The basic principle of determining damage is restitution.  If the damage to the plaintiff can be determined, the award is normally determined by such damage.  If the damage to the plaintiff cannot
be determined or there is no measurable damage to the plaintiff, then the benefit to the defendant is used.  However, if there is no measurable benefit or the defendant actually suffered a loss in the process, the multiple of license fees or preset restitution damage is then used.

The present restitution damage is a set of numbers ranging from 5,000 RMB to 500,000 RMB.  The determination of such damage is rather arbitrary.  The judge will make a decision as to how much one should pay as restitution depending on how severe the judge considers the infringement activity is.
This method of damage determination has been greatly criticized due to its arbitrary nature. Therefore, a new method of using multiple of license fees is used today.  This method gives the
plaintiff the amount of damage equal to a multiple of the license fees the plaintiff is actually receiving. The multiple is normally one to three times.

There is no punitive damage in China.  Only restitution can be obtained.


Before filing a lawsuit if a party can show with objective proof that the infringement is in process and would caused severe harm or property damage if not stopped, then a party can apply for an
injunction to the People’s court to stop the infringing activity.


The Chinese patent law does provide a method to control exportation of infringing products from China.

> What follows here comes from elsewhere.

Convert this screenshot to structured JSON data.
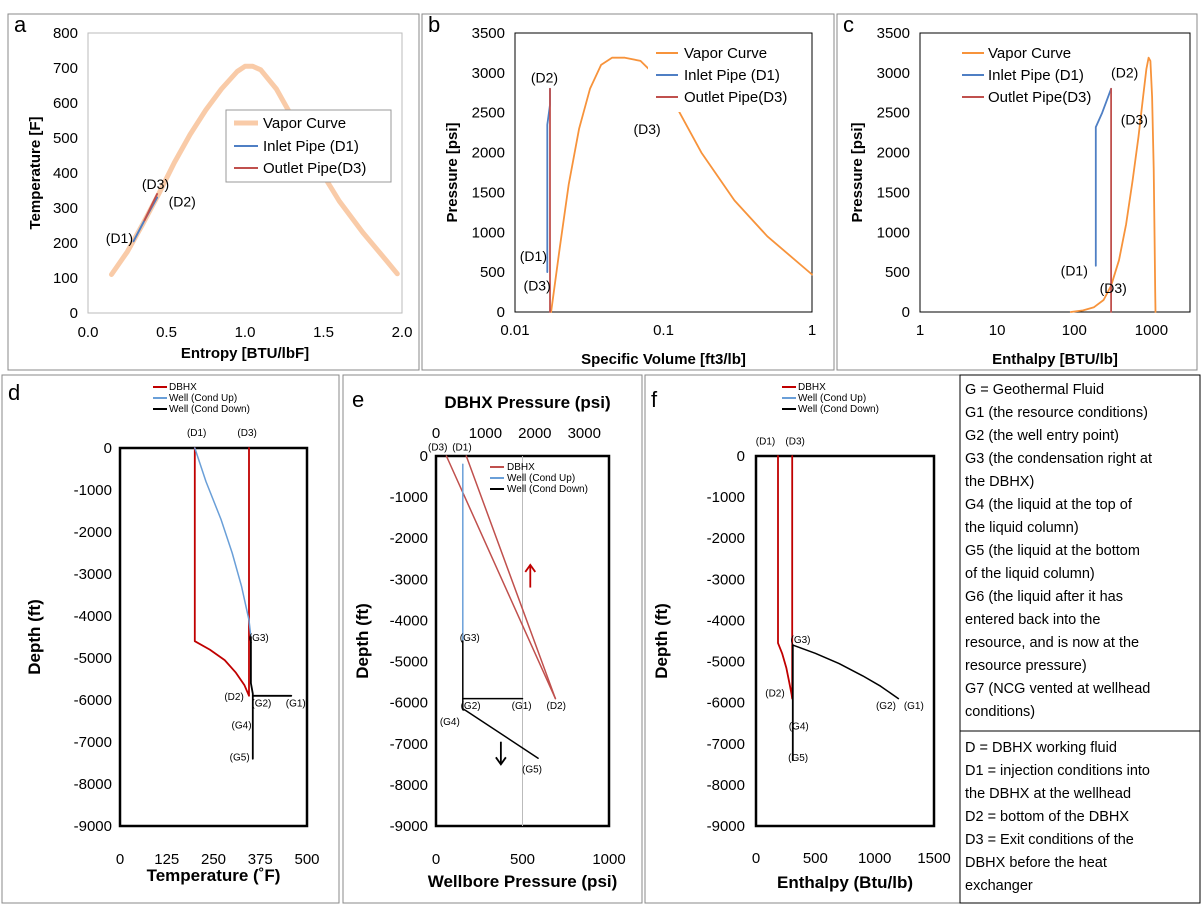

After obtaining the patent, a patentee can register the patent with the Chinese Customs Office by filling
out certain forms.  The Customs Office has the duty and responsibility to seize the alleged infringing product.  In practice, the Customs have almost always relied on tips from patentees or his licensees for information regarding the infringing product.  Nevertheless, this is still a way to enforce one’s patent
rights.  After the goods are seized, the patentee or his licensee can seek either administrative relief or file a lawsuit as we discussed above.